🤖 AI Summary
Social media parody detection faces challenges including strong contextual dependency, scarcity of bilingual data, and insufficient structural modeling. This paper introduces the first bilingual (Chinese-English), graph-structured benchmark dataset for parody detection—comprising 14,755 users and 21,210 comments—and proposes a novel three-level heterogeneous user-comment-reply graph to model sociolinguistic propagation mechanisms. We design a unified cross-lingual, multi-task evaluation framework integrating parody detection and sentiment analysis. Empirical results demonstrate that lightweight models (e.g., BERT+SVM) significantly outperform state-of-the-art large language models (GPT-4o, DeepSeek-R1), underscoring the critical role of structured contextual modeling in parody understanding. To foster reproducibility and advancement, we publicly release the dataset, source code, and evaluation protocols—thereby supporting research in cultural computing and AI robustness.
📝 Abstract
Parody is an emerging phenomenon on social media, where individuals imitate a role or position opposite to their own, often for humor, provocation, or controversy.

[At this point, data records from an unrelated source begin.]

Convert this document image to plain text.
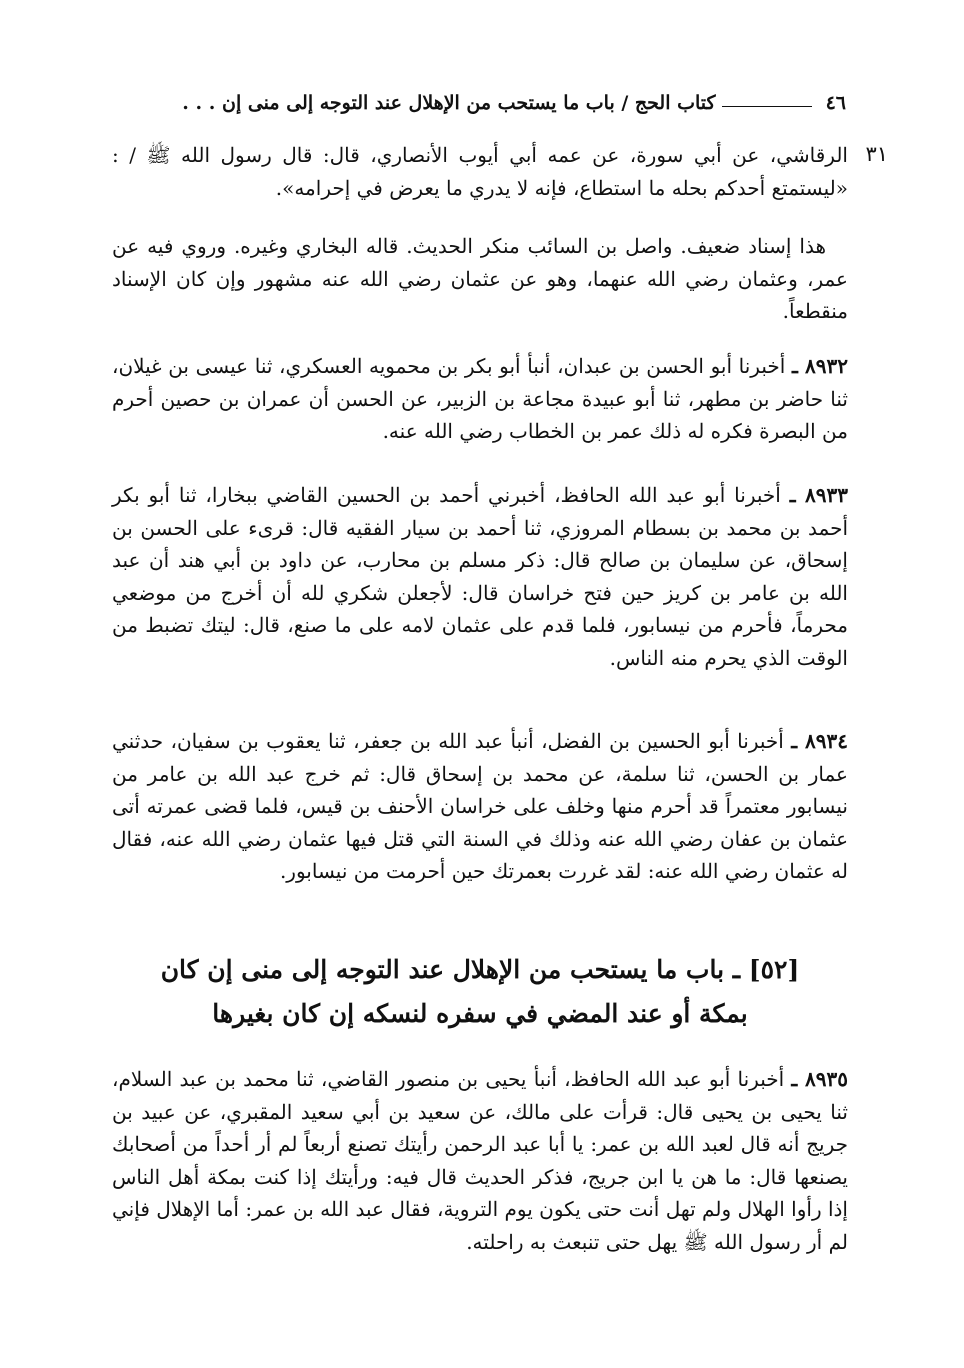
٤٦
كتاب الحج / باب ما يستحب من الإهلال عند التوجه إلى منى إن . . .
٣١

الرقاشي، عن أبي سورة، عن عمه أبي أيوب الأنصاري، قال: قال رسول الله ﷺ / : «ليستمتع أحدكم بحله ما استطاع، فإنه لا يدري ما يعرض في إحرامه».

هذا إسناد ضعيف. واصل بن السائب منكر الحديث. قاله البخاري وغيره. وروي فيه عن عمر، وعثمان رضي الله عنهما، وهو عن عثمان رضي الله عنه مشهور وإن كان الإسناد منقطعاً.

٨٩٣٢ ـ أخبرنا أبو الحسن بن عبدان، أنبأ أبو بكر بن محمويه العسكري، ثنا عيسى بن غيلان، ثنا حاضر بن مطهر، ثنا أبو عبيدة مجاعة بن الزبير، عن الحسن أن عمران بن حصين أحرم من البصرة فكره له ذلك عمر بن الخطاب رضي الله عنه.

٨٩٣٣ ـ أخبرنا أبو عبد الله الحافظ، أخبرني أحمد بن الحسين القاضي ببخارا، ثنا أبو بكر أحمد بن محمد بن بسطام المروزي، ثنا أحمد بن سيار الفقيه قال: قرىء على الحسن بن إسحاق، عن سليمان بن صالح قال: ذكر مسلم بن محارب، عن داود بن أبي هند أن عبد الله بن عامر بن كريز حين فتح خراسان قال: لأجعلن شكري لله أن أخرج من موضعي محرماً، فأحرم من نيسابور، فلما قدم على عثمان لامه على ما صنع، قال: ليتك تضبط من الوقت الذي يحرم منه الناس.

٨٩٣٤ ـ أخبرنا أبو الحسين بن الفضل، أنبأ عبد الله بن جعفر، ثنا يعقوب بن سفيان، حدثني عمار بن الحسن، ثنا سلمة، عن محمد بن إسحاق قال: ثم خرج عبد الله بن عامر من نيسابور معتمراً قد أحرم منها وخلف على خراسان الأحنف بن قيس، فلما قضى عمرته أتى عثمان بن عفان رضي الله عنه وذلك في السنة التي قتل فيها عثمان رضي الله عنه، فقال له عثمان رضي الله عنه: لقد غررت بعمرتك حين أحرمت من نيسابور.

[٥٢] ـ باب ما يستحب من الإهلال عند التوجه إلى منى إن كان
بمكة أو عند المضي في سفره لنسكه إن كان بغيرها

٨٩٣٥ ـ أخبرنا أبو عبد الله الحافظ، أنبأ يحيى بن منصور القاضي، ثنا محمد بن عبد السلام، ثنا يحيى بن يحيى قال: قرأت على مالك، عن سعيد بن أبي سعيد المقبري، عن عبيد بن جريج أنه قال لعبد الله بن عمر: يا أبا عبد الرحمن رأيتك تصنع أربعاً لم أر أحداً من أصحابك يصنعها قال: ما هن يا ابن جريج، فذكر الحديث قال فيه: ورأيتك إذا كنت بمكة أهل الناس إذا رأوا الهلال ولم تهل أنت حتى يكون يوم التروية، فقال عبد الله بن عمر: أما الإهلال فإني لم أر رسول الله ﷺ يهل حتى تنبعث به راحلته.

Detecting and analyzing parody can be challenging and is often reliant on context, yet it plays a crucial role in understanding cultural values, promoting subcultures, and enhancing self-expression. However, the study of parody is hindered by limited available data and deficient diversity in current datasets. To bridge this gap, we built seven parody datasets from both English and Chinese corpora, with 14,755 annotated users and 21,210 annotated comments in total. To provide sufficient context information, we also collect replies and construct user-interaction graphs to provide richer contextual information, which is lacking in existing datasets. With these datasets, we test traditional methods and Large Language Models (LLMs) on three key tasks: (1) parody detection, (2) comment sentiment analysis with parody, and (3) user sentiment analysis with parody. Our extensive experiments reveal that parody-related tasks still remain challenging for all models, and contextual information plays a critical role. Interestingly, we find that, in certain scenarios, traditional sentence embedding methods combined with simple classifiers can outperform advanced LLMs, i.e. DeepSeek-R1 and GPT-o3, highlighting parody as a significant challenge for LLMs.